The National Association of Minorities in Communications (NAMIC) announced Tuesday the unveiling of its “Digital Bridge Alliance Project,” an initiative designed to raise Internet awareness and increase the availability of computer equipment and Web connections for minority households in the United States.
Phase I of the project includes a television ad campaign and the distribution of literature in Spanish and English to explain different ways to get low-cost computers and Internet access. Phase II involves the deployment of computer equipment, training programs and broadband wiring to the communities that need it most.
Cable companies and such channels as HBO, Lifetime, MTV and Black Entertainment Television (BET) will start running public service announcements June 1st, using the tag line “Get connected. Our future depends on it.”
The project will get help from eMachines, which will donate personal computers to community centers. Other contributors include Aha!planet.com, a soon-to-be-launched Internet service provider; COM21, which supplies broadband access technology for businesses; the Sloan Group, a Web site design and marketing company; Technically Speaking: Project AIM Partnership; and the National Association of Minority Media Executives.
Answering the Call
The project is a response to President Clinton’s call for U.S. companies and organizations to get more involved in improving Internet access for people in underserved communities.

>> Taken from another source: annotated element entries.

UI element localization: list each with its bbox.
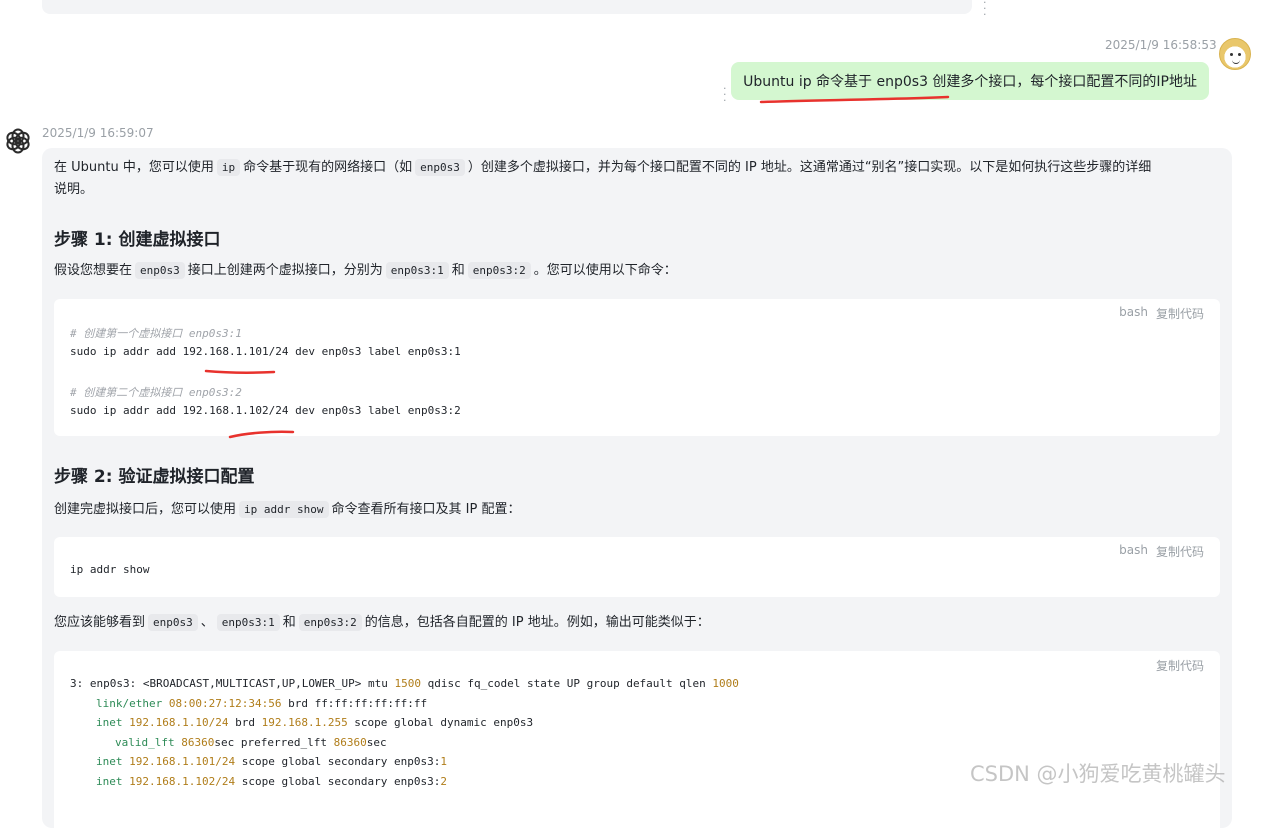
previous-message-bubble [42, 0, 972, 14]
intro-paragraph: 在 Ubuntu 中，您可以使用 ip 命令基于现有的网络接口（如 enp0s3 ）创建… [54, 159, 1152, 197]
user-message-text: Ubuntu ip 命令基于 enp0s3 创建多个接口，每个接口配置不同的IP… [743, 74, 1197, 90]
code-block-2: bash 复制代码 ip addr show [54, 537, 1220, 597]
output-line: link/ether 08:00:27:12:34:56 brd ff:ff:f… [96, 697, 428, 710]
output-line: valid_lft 86360sec preferred_lft 86360se… [115, 736, 387, 749]
output-line: inet 192.168.1.101/24 scope global secon… [96, 755, 448, 768]
watermark: CSDN @小狗爱吃黄桃罐头 [970, 762, 1226, 786]
code-comment: # 创建第二个虚拟接口 enp0s3:2 [70, 386, 242, 399]
step2-heading: 步骤 2: 验证虚拟接口配置 [54, 467, 255, 487]
code-command: sudo ip addr add 192.168.1.101/24 dev en… [70, 345, 461, 358]
inline-code: enp0s3:2 [298, 614, 362, 631]
openai-logo-icon [6, 128, 30, 154]
user-message-menu-icon[interactable]: · · · [723, 83, 727, 106]
user-message-timestamp: 2025/1/9 16:58:53 [1105, 38, 1217, 52]
code-language-label: bash [1119, 543, 1148, 557]
step1-heading: 步骤 1: 创建虚拟接口 [54, 230, 221, 250]
copy-code-button[interactable]: 复制代码 [1156, 305, 1204, 322]
inline-code: enp0s3:2 [467, 262, 531, 279]
code-comment: # 创建第一个虚拟接口 enp0s3:1 [70, 327, 242, 340]
annotation-underline-ip2 [228, 430, 295, 439]
assistant-message-timestamp: 2025/1/9 16:59:07 [42, 126, 154, 140]
inline-code: ip [216, 159, 241, 176]
message-menu-icon[interactable]: · · · [983, 0, 987, 20]
output-line: inet 192.168.1.102/24 scope global secon… [96, 775, 448, 788]
user-avatar-icon[interactable] [1219, 38, 1251, 70]
code-block-output: 复制代码 3: enp0s3: <BROADCAST,MULTICAST,UP,… [54, 651, 1220, 828]
output-line: inet 192.168.1.10/24 brd 192.168.1.255 s… [96, 716, 534, 729]
inline-code: enp0s3:1 [216, 614, 280, 631]
annotation-underline-user [759, 95, 950, 104]
inline-code: enp0s3 [135, 262, 185, 279]
inline-code: enp0s3:1 [385, 262, 449, 279]
copy-code-button[interactable]: 复制代码 [1156, 543, 1204, 560]
inline-code: enp0s3 [415, 159, 465, 176]
inline-code: ip addr show [239, 501, 329, 518]
annotation-underline-ip1 [204, 369, 276, 374]
code-language-label: bash [1119, 305, 1148, 319]
output-line: 3: enp0s3: <BROADCAST,MULTICAST,UP,LOWER… [70, 677, 739, 690]
copy-code-button[interactable]: 复制代码 [1156, 657, 1204, 674]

Reports indicate that the gap in Internet use between primarily white, upper middle class families in the suburbs and minority families in urban or deep rural communities is not only wide, but growing wider. It has been widely reported that whites are more likely to have Internet access than African-Americans or Hispanics.
“Although technology is growing tremendously, equal access for people of color is still an important issue that must be addressed,” said NAMIC President Joe Lawson. “All communities have a right to be a part of the information age.”
Building Goodwill, Revenues
While the initiative will undoubtedly generate goodwill, cable companies also stand to benefit from an increase in the number of people getting online.
More computer users with Internet skills will likely translate into more subscribers to broadband Internet service. While the number of cable modem subscriptions increased by 44 percent from the first quarter of 1999 to the same period this year, only 2.3 million U.S. homes currently have the service, according to a recent study by Telecommunications Reports International.